British artist of Balinese descent, Sinta Tantra, was born in New York in 1979. She studied at the Slade School of Fine Art, University College London and at the Royal Academy and exhibits internationally.
Tantra is well regarded for her site-specific murals and installations, many in the public realm. These include works in the UK for the Southbank Centre and the Liverpool Biennial, and recently Korea and exhibited this year at Art Central, Hong Kong.
Tantra’s bold interventions use colour abstractions that wrap themselves around architectural environments, transforming them in the process. The works are a hybridity of pop and formalism, full of colour and rhythm, an exploration of identity and aesthetics. Tantra challenges our understanding of geography and deconstructs the modern obsession with brand. Themes include the slippage between pictorial and physical space, of turning something ‘inside out’ and how we as bodies become submerged in surface and structure.
What are you doing today?
I’m currently based at The British School at Rome for the next six months. Today, I’m stretching canvases.
Tell us about your creative process.
I take inspiration from my recent travels, exhibitions, books and films. I work on designs on the computer first and then transfer these onto a surface or site. Designs are painted on canvas or become part of an architectural installation on the wall, floor, ceiling.
Describe where you do most of your creative work.
A lot of my ‘light bulb’ moments come from walking around the city.
What’s the most exciting project you’ve worked on?
Probably my painted bridge in Canary Wharf. The bridge measures 300 metres in length, so it was a challenge to create a visually striking piece against the skyscrapers.
What made you decide to become an artist?
Being able to express what I want to express – using a visual, rather than written language.
What are you currently working on?
I’ve recently been selected to design the ‘Drappalone Flag’ (winning flag) for the Palio Horse Race in Siena this year. The Sienese are incredibly proud of their Palio roots, and it’s been a complete honour to have met some fascinating people and gained insight knowledge in this medieval tradition.
What are the key themes in your work?
The relationship between 2D and 3D, creating art in public spaces and using the language of colour to communicate.

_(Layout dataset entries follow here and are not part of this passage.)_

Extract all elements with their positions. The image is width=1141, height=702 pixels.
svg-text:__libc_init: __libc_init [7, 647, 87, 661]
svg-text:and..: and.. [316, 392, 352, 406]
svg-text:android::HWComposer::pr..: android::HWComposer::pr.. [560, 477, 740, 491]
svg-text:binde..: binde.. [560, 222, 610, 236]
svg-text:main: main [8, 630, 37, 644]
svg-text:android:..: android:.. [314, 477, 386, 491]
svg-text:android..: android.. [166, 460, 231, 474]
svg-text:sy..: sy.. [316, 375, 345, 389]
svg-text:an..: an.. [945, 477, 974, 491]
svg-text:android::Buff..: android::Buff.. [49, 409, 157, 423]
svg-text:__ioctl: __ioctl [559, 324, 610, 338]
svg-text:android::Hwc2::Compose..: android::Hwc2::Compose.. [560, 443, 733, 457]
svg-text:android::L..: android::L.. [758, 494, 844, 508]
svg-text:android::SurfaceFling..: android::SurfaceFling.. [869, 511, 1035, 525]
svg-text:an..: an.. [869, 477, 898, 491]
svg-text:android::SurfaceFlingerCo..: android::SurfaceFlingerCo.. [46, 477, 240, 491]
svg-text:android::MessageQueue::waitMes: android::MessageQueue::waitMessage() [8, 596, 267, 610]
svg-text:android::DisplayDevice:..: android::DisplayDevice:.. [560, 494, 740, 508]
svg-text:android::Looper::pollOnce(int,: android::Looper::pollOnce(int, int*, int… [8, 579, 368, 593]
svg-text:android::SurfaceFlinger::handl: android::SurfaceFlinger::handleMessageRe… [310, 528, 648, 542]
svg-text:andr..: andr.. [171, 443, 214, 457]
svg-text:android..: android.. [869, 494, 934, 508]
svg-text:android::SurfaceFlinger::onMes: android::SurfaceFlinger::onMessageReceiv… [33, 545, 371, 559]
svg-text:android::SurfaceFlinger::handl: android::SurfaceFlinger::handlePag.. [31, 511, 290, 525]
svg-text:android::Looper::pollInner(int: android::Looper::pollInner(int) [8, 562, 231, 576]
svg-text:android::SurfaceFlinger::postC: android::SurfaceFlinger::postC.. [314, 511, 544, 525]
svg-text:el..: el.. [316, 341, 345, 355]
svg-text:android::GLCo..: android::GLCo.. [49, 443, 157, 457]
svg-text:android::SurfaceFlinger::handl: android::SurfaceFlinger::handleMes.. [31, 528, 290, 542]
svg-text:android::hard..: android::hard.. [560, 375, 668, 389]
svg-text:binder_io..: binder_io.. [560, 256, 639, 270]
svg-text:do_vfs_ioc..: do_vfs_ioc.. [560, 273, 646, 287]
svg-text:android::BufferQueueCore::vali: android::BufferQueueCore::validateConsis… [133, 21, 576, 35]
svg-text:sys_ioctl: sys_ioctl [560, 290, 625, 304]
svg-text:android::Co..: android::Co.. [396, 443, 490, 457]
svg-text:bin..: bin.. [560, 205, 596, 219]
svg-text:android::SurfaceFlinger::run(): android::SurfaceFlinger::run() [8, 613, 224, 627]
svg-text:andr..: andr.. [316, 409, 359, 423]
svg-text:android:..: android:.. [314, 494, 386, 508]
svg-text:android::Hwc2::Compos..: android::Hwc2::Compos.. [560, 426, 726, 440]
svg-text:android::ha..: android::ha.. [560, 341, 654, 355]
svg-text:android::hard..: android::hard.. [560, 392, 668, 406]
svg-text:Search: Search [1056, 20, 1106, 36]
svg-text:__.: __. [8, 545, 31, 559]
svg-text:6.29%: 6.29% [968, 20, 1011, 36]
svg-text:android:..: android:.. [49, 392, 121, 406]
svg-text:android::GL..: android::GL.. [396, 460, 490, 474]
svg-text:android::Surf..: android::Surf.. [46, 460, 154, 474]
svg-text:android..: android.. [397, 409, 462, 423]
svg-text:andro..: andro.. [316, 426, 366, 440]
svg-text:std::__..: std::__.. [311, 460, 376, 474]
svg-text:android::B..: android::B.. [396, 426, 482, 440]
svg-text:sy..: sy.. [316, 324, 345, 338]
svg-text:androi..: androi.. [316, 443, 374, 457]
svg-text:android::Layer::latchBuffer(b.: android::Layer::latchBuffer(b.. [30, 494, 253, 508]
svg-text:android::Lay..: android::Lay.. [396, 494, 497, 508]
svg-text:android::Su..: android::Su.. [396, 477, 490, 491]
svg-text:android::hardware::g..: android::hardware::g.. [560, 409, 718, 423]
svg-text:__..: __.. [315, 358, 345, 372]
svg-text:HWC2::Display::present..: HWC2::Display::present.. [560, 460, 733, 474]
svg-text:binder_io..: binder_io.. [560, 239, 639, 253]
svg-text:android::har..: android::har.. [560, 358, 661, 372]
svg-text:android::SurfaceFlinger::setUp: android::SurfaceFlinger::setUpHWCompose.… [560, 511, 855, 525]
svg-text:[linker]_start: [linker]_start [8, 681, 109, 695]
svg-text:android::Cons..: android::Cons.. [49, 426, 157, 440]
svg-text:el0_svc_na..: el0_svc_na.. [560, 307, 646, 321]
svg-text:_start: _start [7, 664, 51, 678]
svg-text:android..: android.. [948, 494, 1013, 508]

What would you like people to notice in your work?
I would like people to respond to the work in a sensorial way – how scale, colour and geometry change our sense of perception.
What attracts you to the mediums you work in?
I paint with a tempera paint – very similar to the finish of an Italian fresco; highly pigmented, very matt and has a brilliant lustre … when you stare at it, its almost like ‘falling’ into the colour.
What equipment could you not do without?
My computer – designing the work digitally means that it can be scaled to any size. It’s exciting to jump from a small painting to the facade of an entire building.
Who or what inspires you?
I’m a magpie for colour, so I mentally collect, take notes and photograph anything that catches my eye.
How does gender affect your work?
It would be nice to see more female artists selected for things, especially female artists of colour. However, I do believe things are changing… slowly but surely.
What’s your favourite gallery, or place to see or experience art?
Venice Biennale is always fun – it’s such a magical location made even more surreal when you bump into people you know.
If you could own one piece of art, what would it be and why?
Anything by Sol Le Witt – he’s been a huge influence on my work. Le Witt coined the term ‘conceptual painting’ – reducing painting to a series of instructions or blueprints.
If you could collaborate with one artist, from any time, who would it be, and why?
I Gusti Nyoman Lempad – a Balinese artist from the early twentieth century known for his figurative drawings in pen and ink. Even though our works seem entirely different on the surface – Lempad trained as an architect and sculptor – I think we both share an interest in spatial relationships and the what the drawn line can convey.
Is there an artist, movement or collective you’d like to see re-evaluated, or a contemporary artist who is underrated?
Most people assume Indonesian contemporary art stemmed from a figurative tradition which then developed into socially engaged and political practice from the mid-twentieth century. It would be interesting to see how (slightly forgotten) artists such as Mochtar Apin (1923–1994) could be re-evaluated. After his travels to Europe, Apin created a series of abstract geometric paintings – I only discovered them a couple of years ago, they are thoroughly breathtaking.
What’s your favourite colour
It changes month by month … but my current favourite is a type of ‘phthalo blue’ I discovered it last week on the medieval frescoes I visited in Siena.